Crude oil prices dropped by 40% in the final quarter of 2018. Instead of going from $75 bbl. on Oct. 1 to the expected $100-bbl. range, oil prices plummeted.
The decline was driven by concerns over the granting of waivers to buyers of Iranian oil as U.S. sanctions against Iran were to start and fear of a global recession in 2019. More supply and less demand than expected sent oil prices straight down. Thankfully, oil prices have rebounded since the end of the year.
In reaction to the oil price drop, investors jettisoned energy stocks. An abundance of sellers with few buyers sent oil and oilfield service company stocks to price levels not seen for a decade or more. It looked more like an industry liquidation event than a bear market fire sale. While the chaos in the energy and stock markets received front page attention, oil company 2019 spending budgets were quickly being redrawn and reduced. The impact of U.S. shale production on oil company profitability raised questions about the future for offshore spending, which barely 60 days earlier was expected to begin driving a Gulf of Mexico recovery.
The past couple of weeks witnessed a series of announcements with confusing implications for the offshore market. Investment bank Barclays released its 34th Global 2019 E&P Spending Outlook calling for an 8% increase, consistent with last year’s spending hike. Buried in the survey is the expectation for offshore spending to decline 7% this year, marking the fifth consecutive year of declines. That’s a record for the industry, but not a good one. A ray of sunshine Barclays offers for the offshore market is the possibility that 2020 will be the inflection year for industry activity, which they foreshadow with their projected floater rig count increase during 2019.
On an optimistic note, BP announced it has discovered an additional billion barrels of oil at its Thunder Horse field, while also declaring plans to invest $1.3 billion to develop a third phase of its Atlantis offshore field south of New Orleans. Both announcements are welcome shots in the arm for the domestic offshore market. Importantly, BP attributes its progress to having invested in advanced seismic technology, something often cut during industry downturns and belt-tightening periods. Once again, technology is coming to the rescue of the energy business.
The good news in the Gulf was countered by the Norwegian government forecasting crude oil output in its section of the North Sea could fall to the lowest level in 30 years. Output this year is targeted at 1.42 million bbls. per day, a nearly 5% decline from 2018’s production level. With a lower average oil price predicted for this year, oil company revenues and cash flows will fall, as will Norway’s royalty income.
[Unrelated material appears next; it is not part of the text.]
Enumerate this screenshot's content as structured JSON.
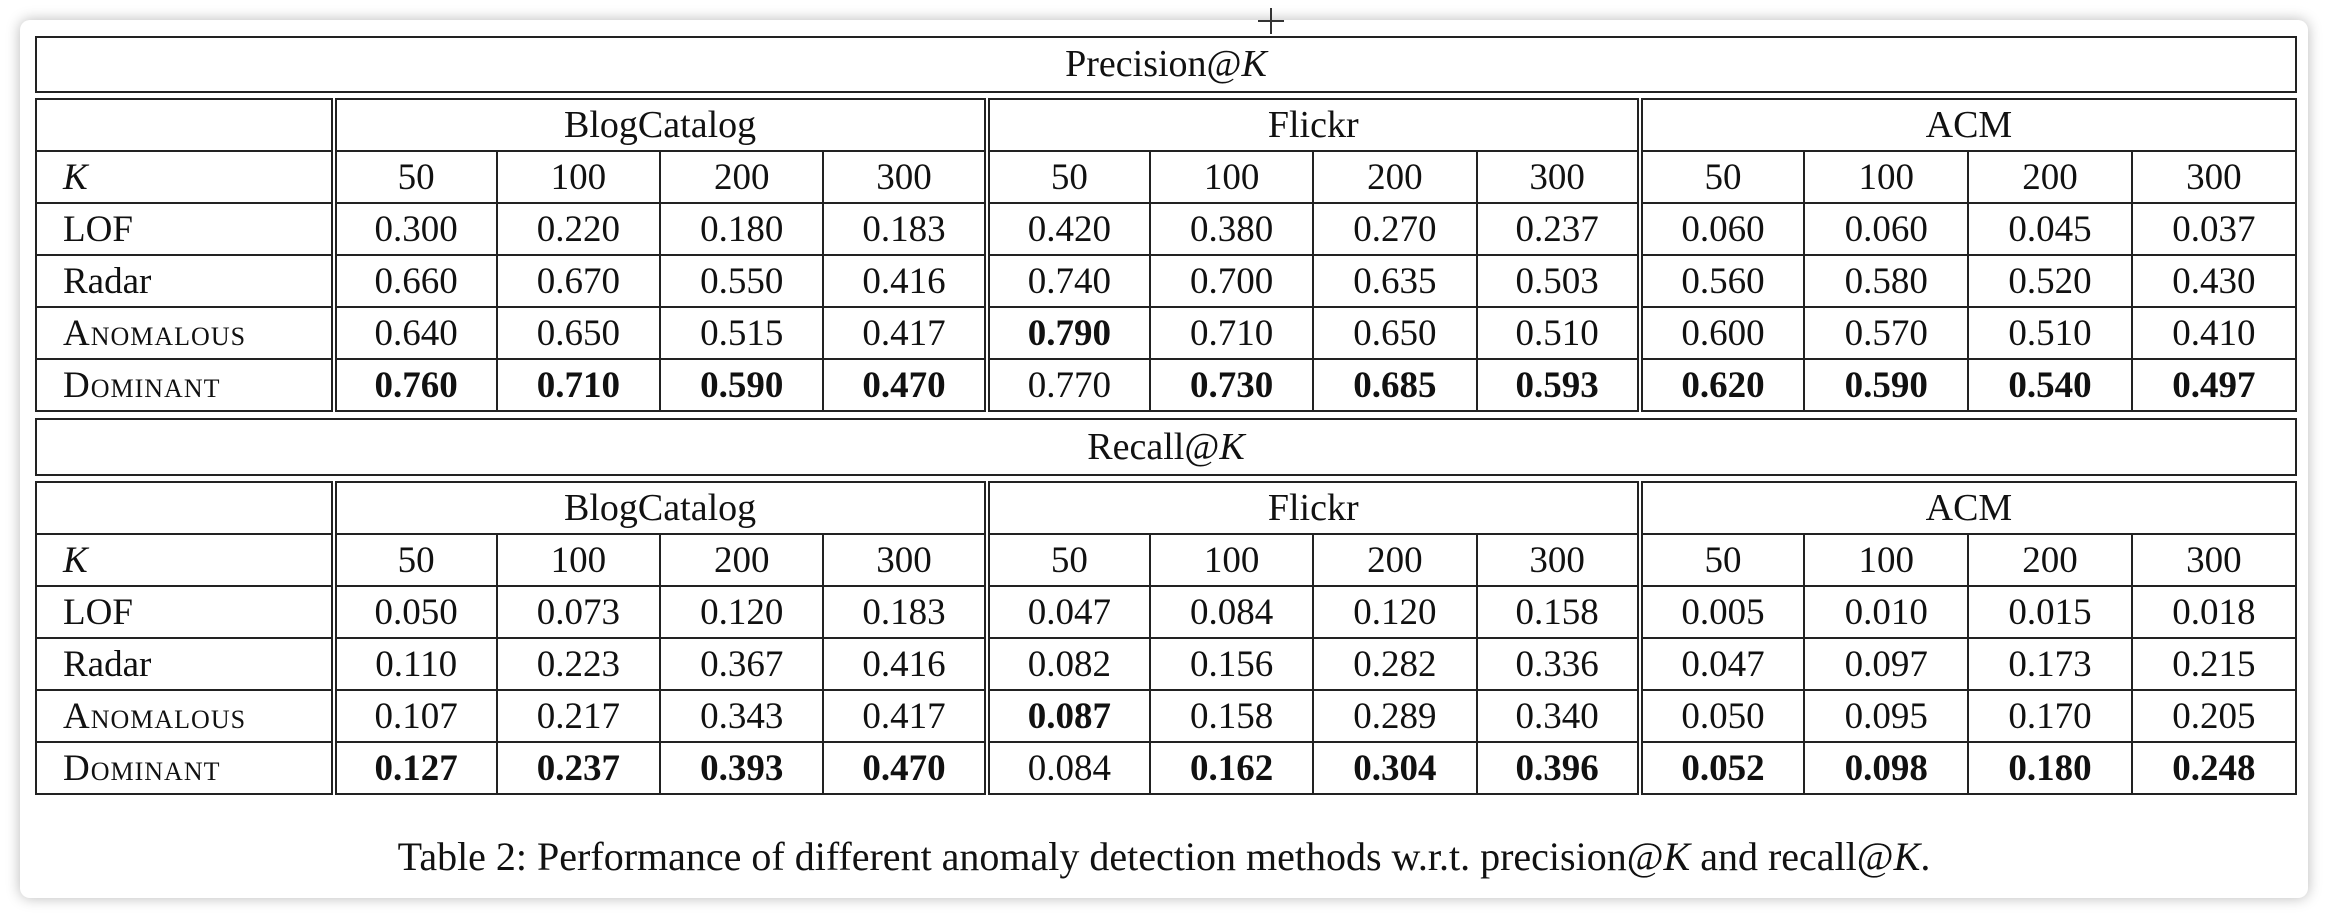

Forecasters with optimistic views for the offshore market in 2019 may still prove to be correct. The commodity roller coaster will provide thrills and chills for energy execs this year. The chaos of 2018 will lurk in the background, leaving confidence about the future perched on an unstable foundation.
Entering the fifth year of turmoil since Saudi Arabia shook up the energy world in 2014, fatigue is weighing on many in the industry. Fighting that fatigue will be the greatest challenge facing managements who cannot approach 2019 as the 10th round of a heavyweight fight. This is a never-ending fight.